Let’s take a look at another evidence of irrationality that perhaps more of us can relate to — intertemporal choice. In its essence, it is a decision made regarding the timing of consumption, and can result in suboptimal decision making. We tend to assume that consuming something right now, in the present, is much more valuable than saving it for the future, even though consuming it in the future would yield the same value. Disregarding future consumption is, of itself, irrational. For example, rationally, the value of future consumption of a delicious plate of Aglio Olio remains the same as its present value, however with our telescopic vision of the future, we feel like eating it now is a much better idea than saving it for later. Sometimes we may even succumb to a phenomenon known as hyperbolic discounting, where 1 slice of chocolate cake right now sounds much better than 2 slices tomorrow, even though 2 slices would be maximising gains.
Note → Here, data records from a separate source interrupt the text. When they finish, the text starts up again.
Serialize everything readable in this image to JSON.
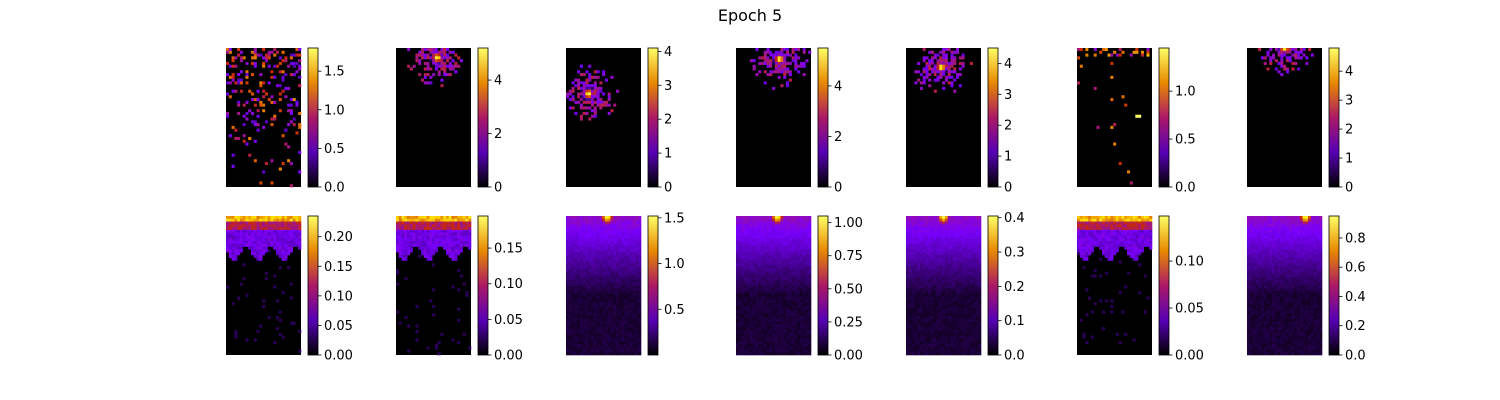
{
  "title": "Epoch 5",
  "colormap": "gnuplot",
  "colormap_stops": [
    "#000000",
    "#7a00ff",
    "#cc2a00",
    "#ffdc00",
    "#ffff66"
  ],
  "chart_data": [
    {
      "type": "heatmap",
      "row": 1,
      "col": 1,
      "pattern": "sparse-top",
      "hotspot": [
        0.6,
        0.1
      ],
      "colorbar": {
        "min": 0,
        "max": 1.8,
        "ticks": [
          "0.0",
          "0.5",
          "1.0",
          "1.5"
        ],
        "tick_values": [
          0,
          0.5,
          1.0,
          1.5
        ]
      }
    },
    {
      "type": "heatmap",
      "row": 1,
      "col": 2,
      "pattern": "blob",
      "hotspot": [
        0.55,
        0.07
      ],
      "colorbar": {
        "min": 0,
        "max": 5.2,
        "ticks": [
          "0",
          "2",
          "4"
        ],
        "tick_values": [
          0,
          2,
          4
        ]
      }
    },
    {
      "type": "heatmap",
      "row": 1,
      "col": 3,
      "pattern": "blob",
      "hotspot": [
        0.3,
        0.33
      ],
      "colorbar": {
        "min": 0,
        "max": 4.1,
        "ticks": [
          "0",
          "1",
          "2",
          "3",
          "4"
        ],
        "tick_values": [
          0,
          1,
          2,
          3,
          4
        ]
      }
    },
    {
      "type": "heatmap",
      "row": 1,
      "col": 4,
      "pattern": "blob",
      "hotspot": [
        0.58,
        0.08
      ],
      "colorbar": {
        "min": 0,
        "max": 5.5,
        "ticks": [
          "0",
          "2",
          "4"
        ],
        "tick_values": [
          0,
          2,
          4
        ]
      }
    },
    {
      "type": "heatmap",
      "row": 1,
      "col": 5,
      "pattern": "blob",
      "hotspot": [
        0.47,
        0.14
      ],
      "colorbar": {
        "min": 0,
        "max": 4.5,
        "ticks": [
          "0",
          "1",
          "2",
          "3",
          "4"
        ],
        "tick_values": [
          0,
          1,
          2,
          3,
          4
        ]
      }
    },
    {
      "type": "heatmap",
      "row": 1,
      "col": 6,
      "pattern": "sparse-spots",
      "hotspot": [
        0.8,
        0.5
      ],
      "colorbar": {
        "min": 0,
        "max": 1.45,
        "ticks": [
          "0.0",
          "0.5",
          "1.0"
        ],
        "tick_values": [
          0,
          0.5,
          1.0
        ]
      }
    },
    {
      "type": "heatmap",
      "row": 1,
      "col": 7,
      "pattern": "blob",
      "hotspot": [
        0.5,
        0.0
      ],
      "colorbar": {
        "min": 0,
        "max": 4.8,
        "ticks": [
          "0",
          "1",
          "2",
          "3",
          "4"
        ],
        "tick_values": [
          0,
          1,
          2,
          3,
          4
        ]
      }
    },
    {
      "type": "heatmap",
      "row": 2,
      "col": 1,
      "pattern": "top-band",
      "hotspot": [
        0.5,
        0.0
      ],
      "colorbar": {
        "min": 0,
        "max": 0.235,
        "ticks": [
          "0.00",
          "0.05",
          "0.10",
          "0.15",
          "0.20"
        ],
        "tick_values": [
          0,
          0.05,
          0.1,
          0.15,
          0.2
        ]
      }
    },
    {
      "type": "heatmap",
      "row": 2,
      "col": 2,
      "pattern": "top-band",
      "hotspot": [
        0.5,
        0.0
      ],
      "colorbar": {
        "min": 0,
        "max": 0.195,
        "ticks": [
          "0.00",
          "0.05",
          "0.10",
          "0.15"
        ],
        "tick_values": [
          0,
          0.05,
          0.1,
          0.15
        ]
      }
    },
    {
      "type": "heatmap",
      "row": 2,
      "col": 3,
      "pattern": "top-center",
      "hotspot": [
        0.55,
        0.0
      ],
      "colorbar": {
        "min": 0,
        "max": 1.52,
        "ticks": [
          "0.5",
          "1.0",
          "1.5"
        ],
        "tick_values": [
          0.5,
          1.0,
          1.5
        ]
      }
    },
    {
      "type": "heatmap",
      "row": 2,
      "col": 4,
      "pattern": "top-center",
      "hotspot": [
        0.55,
        0.0
      ],
      "colorbar": {
        "min": 0,
        "max": 1.05,
        "ticks": [
          "0.00",
          "0.25",
          "0.50",
          "0.75",
          "1.00"
        ],
        "tick_values": [
          0,
          0.25,
          0.5,
          0.75,
          1.0
        ]
      }
    },
    {
      "type": "heatmap",
      "row": 2,
      "col": 5,
      "pattern": "top-center",
      "hotspot": [
        0.5,
        0.0
      ],
      "colorbar": {
        "min": 0,
        "max": 0.405,
        "ticks": [
          "0.0",
          "0.1",
          "0.2",
          "0.3",
          "0.4"
        ],
        "tick_values": [
          0,
          0.1,
          0.2,
          0.3,
          0.4
        ]
      }
    },
    {
      "type": "heatmap",
      "row": 2,
      "col": 6,
      "pattern": "top-band",
      "hotspot": [
        0.5,
        0.0
      ],
      "colorbar": {
        "min": 0,
        "max": 0.148,
        "ticks": [
          "0.00",
          "0.05",
          "0.10"
        ],
        "tick_values": [
          0,
          0.05,
          0.1
        ]
      }
    },
    {
      "type": "heatmap",
      "row": 2,
      "col": 7,
      "pattern": "top-center",
      "hotspot": [
        0.78,
        0.0
      ],
      "colorbar": {
        "min": 0,
        "max": 0.95,
        "ticks": [
          "0.0",
          "0.2",
          "0.4",
          "0.6",
          "0.8"
        ],
        "tick_values": [
          0,
          0.2,
          0.4,
          0.6,
          0.8
        ]
      }
    }
  ]
}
But living in a purely rational world doesn’t sound fun, does it?
Imagine never eating that chocolate cake because homo economicus tells us that discounting future consumption is irrational. As for Gamestop, sure, the stock tanked, but Wall Street took a hit too. The intended message was successfully relayed, and important conversations were sparked.
Ultimately, there are decisions in life that require rationality so that we can maximise utility. Game Theory is an area of study that aims to teach us this very skill. But sometimes, it takes a bit of irrationality to enjoy today’s reality. That’s why I urge you; go ahead. Consider doing the thing that maybe doesn’t make complete sense. Take a risk*.
*The author and publication are not liable for any injury, damage, loss, or accident, that may result from this advice. Irrationality and idiocy are not the same thing.